Impact of a novel patient-specific, patient-matched Bezier parametric curve rod platform on proximal junction biomechanics in an in silico thoracolumbar instrumented fusion model.

Purpose: To evaluate the biomechanical performance of a novel Bezier surface-smoothed transition rod, and to compare it to conventional and stepped rods, focusing on correction capability, spinal stabilization, instrumentation and spinal loading related to risk of proximal junctional kyphosis (PJK).
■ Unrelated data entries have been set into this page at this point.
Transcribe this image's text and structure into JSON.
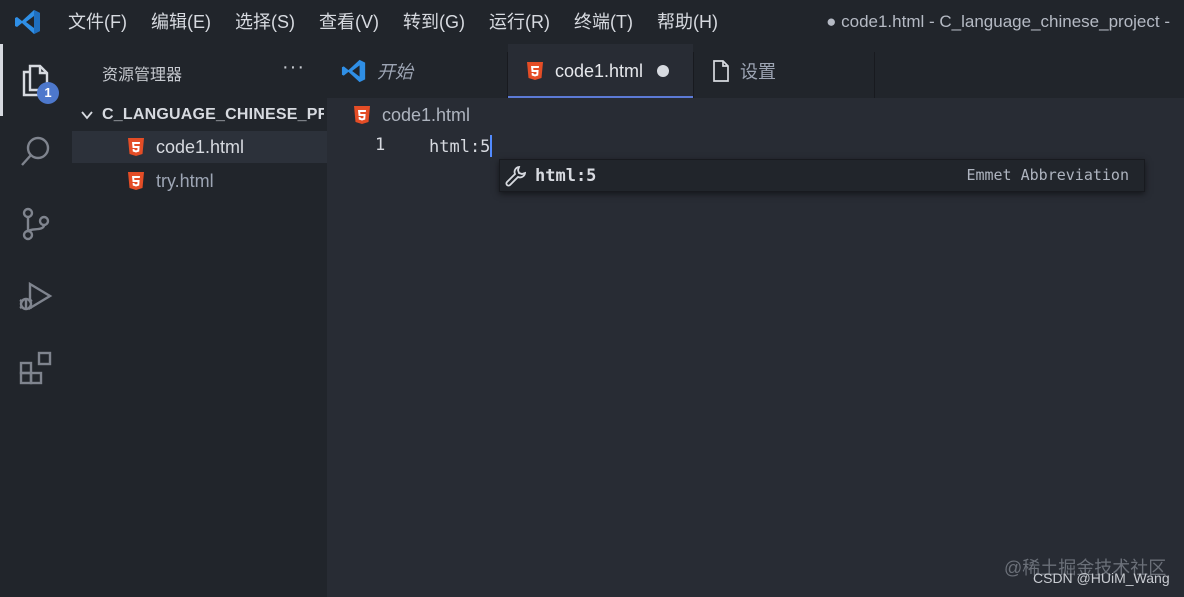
{
  "menu": [
    "文件(F)",
    "编辑(E)",
    "选择(S)",
    "查看(V)",
    "转到(G)",
    "运行(R)",
    "终端(T)",
    "帮助(H)"
  ],
  "window_title": "● code1.html - C_language_chinese_project -",
  "activity": {
    "explorer_badge": "1"
  },
  "sidebar": {
    "title": "资源管理器",
    "more": "···",
    "folder": "C_LANGUAGE_CHINESE_PR...",
    "files": [
      {
        "name": "code1.html",
        "selected": true
      },
      {
        "name": "try.html",
        "selected": false
      }
    ]
  },
  "tabs": [
    {
      "label": "开始"
    },
    {
      "label": "code1.html"
    },
    {
      "label": "设置"
    }
  ],
  "breadcrumb": "code1.html",
  "editor": {
    "line_number": "1",
    "code": "html:5"
  },
  "suggest": {
    "label": "html:5",
    "detail": "Emmet Abbreviation"
  },
  "watermark": {
    "line1": "@稀土掘金技术社区",
    "line2": "CSDN @HUiM_Wang"
  },
  "colors": {
    "accent": "#5c7ad6",
    "badge": "#4d78cc",
    "html_icon": "#e44d26",
    "vscode_blue": "#2f8fe6"
  }
}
Methods: A spine finite element model with patient-specific 3D spinal geometry (severe sagittal imbalance from thoracolumbar kyphosis) was used. Surgical instrumentation with five rod types was simulated: (1) constant 6.0 mm diameter, (2) stepped 6.0 mm-5.0 mm diameter, (3) Bezier 6.0 mm-5.5 mm-5.0 mm diameter, (4) constant 5.5 mm diameter, and (5) Bezier 5.5 mm-5.0 mm-4.75 mm diameter. Gravitational forces and flexion movements were simulated to compare load transfer between the spine and instrumentation.

Results: All rod configurations achieved equivalent sagittal correction. Load distribution analysis showed that Bezier rods provided smoother load transitions and better offloading of proximal segments compared to constant diameter rods. The highest moment sustained by the segment adjacent to the instrumentation was observed with the constant 6 mm rod (9N.m), while the Bezier 5.5-5-4.75 mm rod showed the lowest moment (7.5Nm), indicating reduced stress of 16% on the upper adjacent vertebrae. Similarly, the Bezier rods were more effective in offloading pedicle screws up to 45% with respect to the stiffer rod construct, potentially reducing the risk of PJK.

Conclusions: The simulation analysis demonstrates Bezier rods offer promising biomechanical benefits particularly in load distribution and stress reduction at adjacent levels of long thoracolumbar instrumentation. Future efforts will focus on clinical validation and optimization of patient-specific designs.